The scientific name Juncus given by Linnaeus in 1753 comes from the Latin iungere, which means to bind, thus evoking an ancient use of serving as a link. From ancient times until the early 1900s, the English peeled rush stems and soaked them in animal fat, grease, or wax to make inexpensive candles. In Japan rush is grown to make traditional tatami mats.

These Poaceae grow in humid places. They are not generally leafy, being made up of cylindrical leaves. Most rushes have a well erect linear habit. They produce numerous small green, yellow or brown florets, grouped in fascicles.
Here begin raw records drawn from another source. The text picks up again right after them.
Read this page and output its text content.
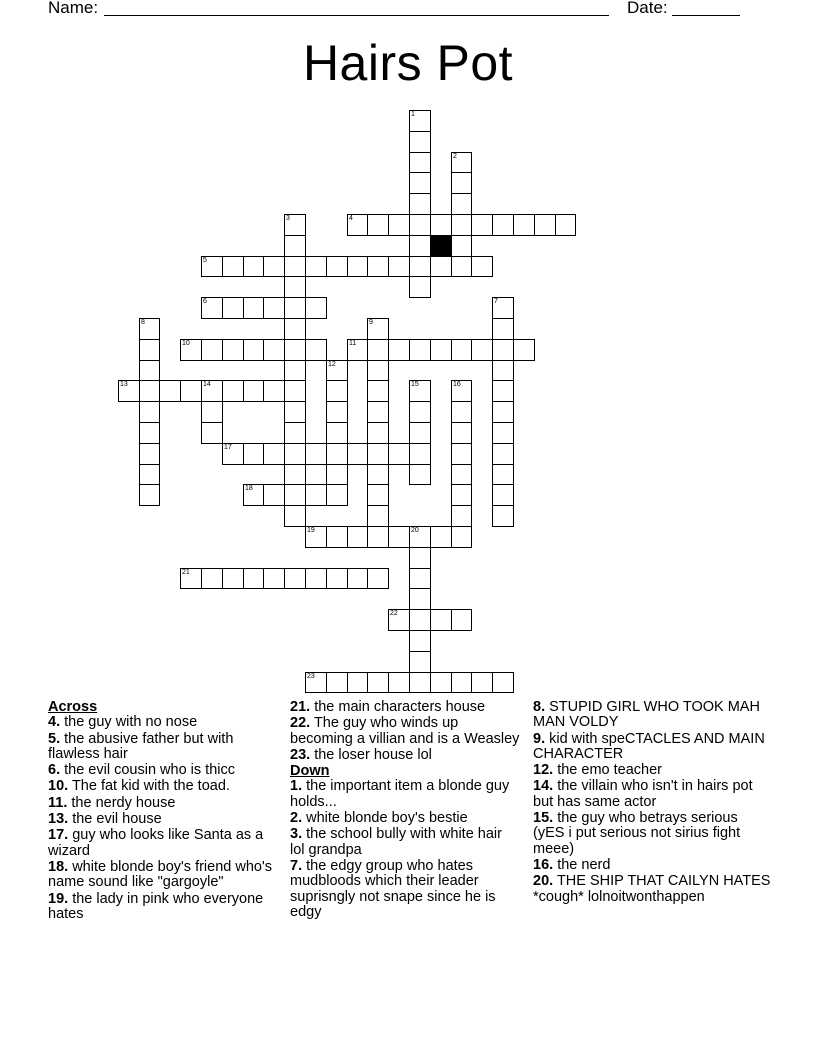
Name:	Date:
Hairs Pot
1
2
3	4
5
6	7
8	9
10	11
12
13	14	15	16
17
18
19	20
21
22
23
Across
4. the guy with no nose
5. the abusive father but with flawless hair
6. the evil cousin who is thicc
10. The fat kid with the toad.
11. the nerdy house
13. the evil house
17. guy who looks like Santa as a wizard
18. white blonde boy's friend who's name sound like "gargoyle"
19. the lady in pink who everyone hates
21. the main characters house
22. The guy who winds up becoming a villian and is a Weasley
23. the loser house lol
Down
1. the important item a blonde guy holds...
2. white blonde boy's bestie
3. the school bully with white hair lol grandpa
7. the edgy group who hates mudbloods which their leader suprisngly not snape since he is edgy
8. STUPID GIRL WHO TOOK MAH MAN VOLDY
9. kid with speCTACLES AND MAIN CHARACTER
12. the emo teacher
14. the villain who isn't in hairs pot but has same actor
15. the guy who betrays serious (yES i put serious not sirius fight meee)
16. the nerd
20. THE SHIP THAT CAILYN HATES *cough* lolnoitwonthappen
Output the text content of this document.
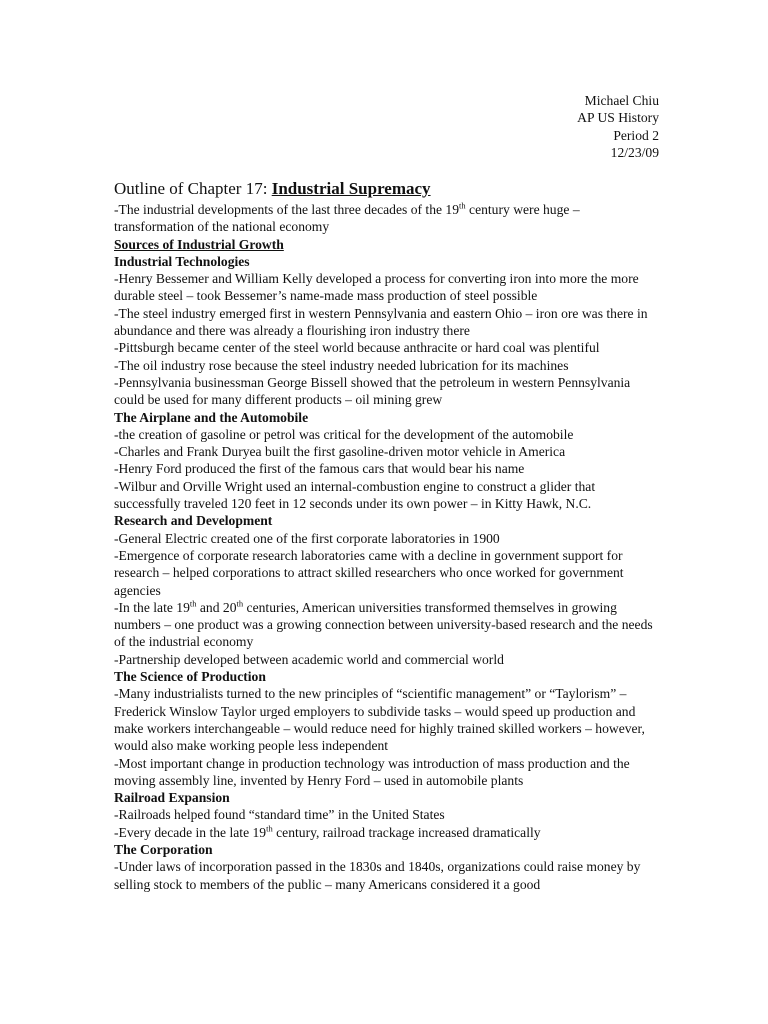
Michael Chiu
AP US History
Period 2
12/23/09
Outline of Chapter 17: Industrial Supremacy

-The industrial developments of the last three decades of the 19th century were huge – transformation of the national economy

Sources of Industrial Growth

Industrial Technologies

-Henry Bessemer and William Kelly developed a process for converting iron into more the more durable steel – took Bessemer’s name-made mass production of steel possible

-The steel industry emerged first in western Pennsylvania and eastern Ohio – iron ore was there in abundance and there was already a flourishing iron industry there

-Pittsburgh became center of the steel world because anthracite or hard coal was plentiful

-The oil industry rose because the steel industry needed lubrication for its machines

-Pennsylvania businessman George Bissell showed that the petroleum in western Pennsylvania could be used for many different products – oil mining grew

The Airplane and the Automobile

-the creation of gasoline or petrol was critical for the development of the automobile

-Charles and Frank Duryea built the first gasoline-driven motor vehicle in America

-Henry Ford produced the first of the famous cars that would bear his name

-Wilbur and Orville Wright used an internal-combustion engine to construct a glider that successfully traveled 120 feet in 12 seconds under its own power – in Kitty Hawk, N.C.

Research and Development

-General Electric created one of the first corporate laboratories in 1900

-Emergence of corporate research laboratories came with a decline in government support for research – helped corporations to attract skilled researchers who once worked for government agencies

-In the late 19th and 20th centuries, American universities transformed themselves in growing numbers – one product was a growing connection between university-based research and the needs of the industrial economy

-Partnership developed between academic world and commercial world

The Science of Production

-Many industrialists turned to the new principles of “scientific management” or “Taylorism” – Frederick Winslow Taylor urged employers to subdivide tasks – would speed up production and make workers interchangeable – would reduce need for highly trained skilled workers – however, would also make working people less independent

-Most important change in production technology was introduction of mass production and the moving assembly line, invented by Henry Ford – used in automobile plants

Railroad Expansion

-Railroads helped found “standard time” in the United States

-Every decade in the late 19th century, railroad trackage increased dramatically

The Corporation

-Under laws of incorporation passed in the 1830s and 1840s, organizations could raise money by selling stock to members of the public – many Americans considered it a good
As they grow naturally in cold to temperate zones, most rushes are perfectly suited to our climatic conditions. For maximum performance, they are grown in moist, loamy soil. They can also be grown in sand or gravel, but these dry soils require watering during heat waves. Full sun is preferred, but light shade is also suitable. The rushes can therefore adapt to several growing conditions.

In several places in Quebec, especially in places where there is good snow cover, the foliage remains relatively intact but sometimes the tips of certain stems have turned brown. As old stems must be cut back to the ground to encourage new growth, they are often cut back each spring.

Rushes can help fight erosion in riparian borders. Several rushes have ornamental qualities appreciated in water garden settings where they can be grown under at least 7 to 12 cm (3 to 5 in) of water. Depending on the species and cultivars, they bring a natural aspect to these arrangements, sometimes fantasy. It is a plant that more and more gardeners are fond of, others find that it rather resembles grass: de gustibus non est disputandum.